Инспектор уголовного розыска Улдис Стабинь был настроен куда более оптимистично. Он сидел сзади, и вдохновенно говорил:
– Померла старушка лет девяносто девяти от роду в своей постели естественной смертью. А участковый врач справку не выдает: в поликлинике. мол, покойница не лечилась, диагноз, мол, неведом, пусть едет "Скорая", да побыстрее. Приезжает "Скорая", осматривает, обследует и устанавливает, что померла старушка девяносто девяти лет в своей постели естественной смертью, но справку писать не торопятся. Пусть, мол, обстоятельства уточнят следователи и эксперты. Приезжают следователи, эксперты, пишут длинный-предлинный протокол, фиксируют следы, фотографируют и устанавливают, что померла старушка девяносто девяти лет от роду в своей постели естественной смертью по причине старческого одряхления организма…
Розниек обернулся и метнул в Стабиня злой взгляд.
– Очень хотелось бы знать, когда вы, молодой человек, станете серьезнее?!

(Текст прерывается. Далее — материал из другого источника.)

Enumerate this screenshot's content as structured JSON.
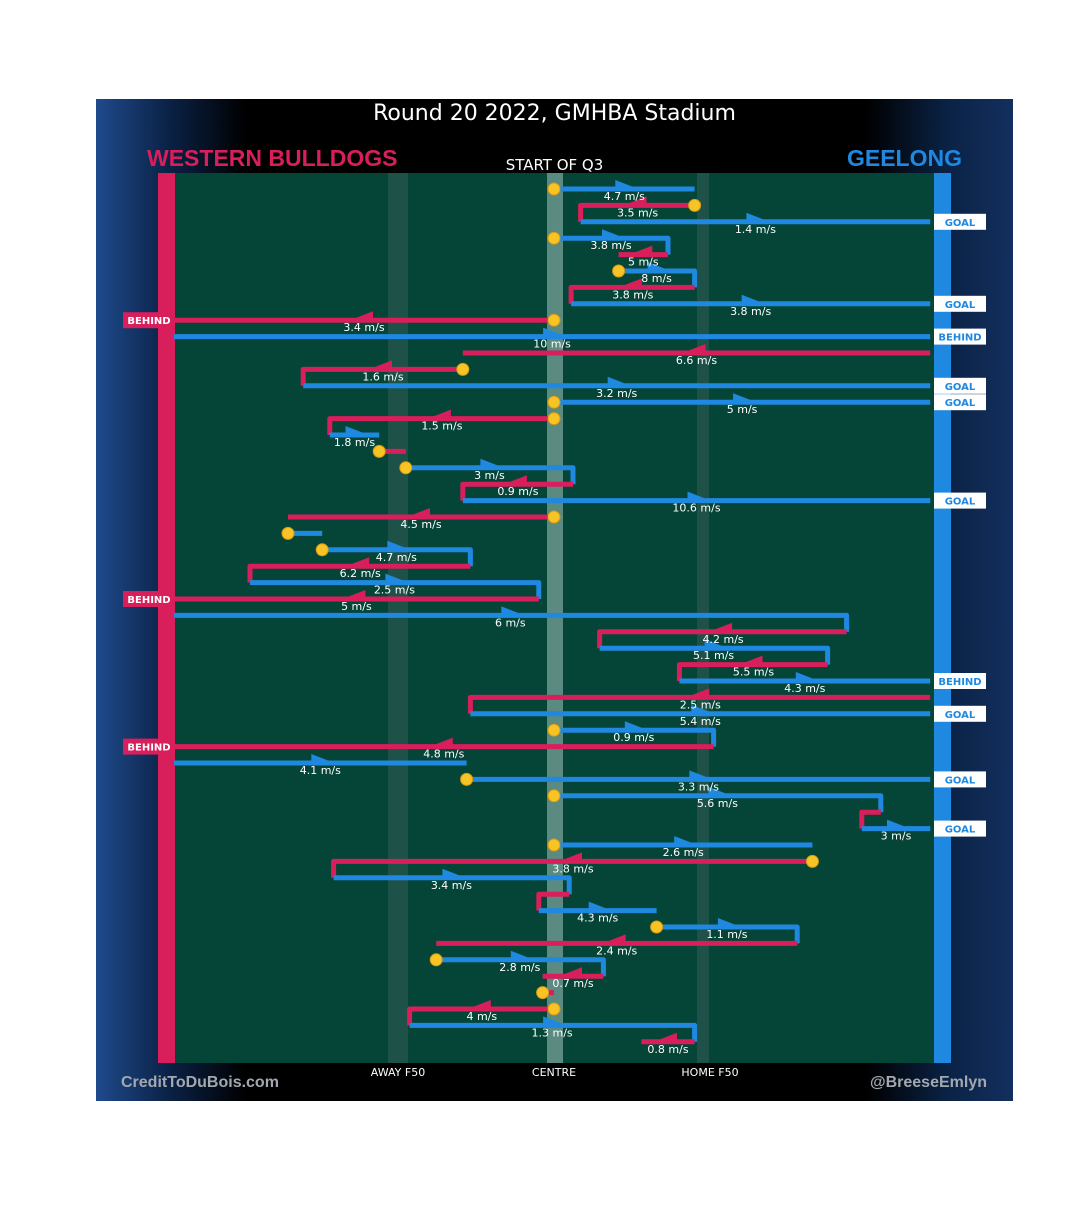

– Разве это первый случай, когда мы трясемся впустую? – продолжает Улдис. – Вспомни, Валдис, хотя бы историю с туфлей. Доктор, наверно, не в курсе, – обращается к судебно-медицинскому эксперту Стабинь. – Вот послушайте. Однажды мальчишка-подпасок нашел на лугу новенькую лакированную туфлю. Обследовав место происшествия, участковый инспектор Заринь обнаружил вытоптанную площадку и полоску примятой травы. "Дело ясней ясного – здесь произошло убийство! – утверждал тогда Заринь. – Смотрите, здесь бандюга душил эту женщину, потом волок в лес, да не заметил, что туфля с ноги соскочила. А туг, возвращаясь, он бросил окурок". Этот "Шерлок Холмс" только что закончил школу милиции и жаждал раскрыть ужасное преступление.
– Надо признать, ход мыслей не столь уж нелепый, – засмеялся Розниек.
– Конечно, – согласился лейтенант. – Выглядело все правдоподобно. В поисках жертвы мы весь лес перевернули. На рыхлой земле у кротовой норы наткнулись даже на подозрительный след сапога.
В темных глазах врача улыбка. Он проработал в этом районе почти десять лет, прекрасно знает всех оперативных работников, в том числе завзятого шутника лейтенанта Стабиня. В армии Стабинь был сержантом. До этого звания, как он сам любил рассказывать, дослужился в кружке самодеятельности. Окончив вечернюю школу, Стабинь поступил на заочное отделение юридического факультета и перешел на оперативную работу. Тогда же ему присвоили офицерское звание. У Стабиня хороший голос. Он гитарист. Щеголеват. Девушки вокруг него так и вьются. Но с женитьбой Улдис не спешит.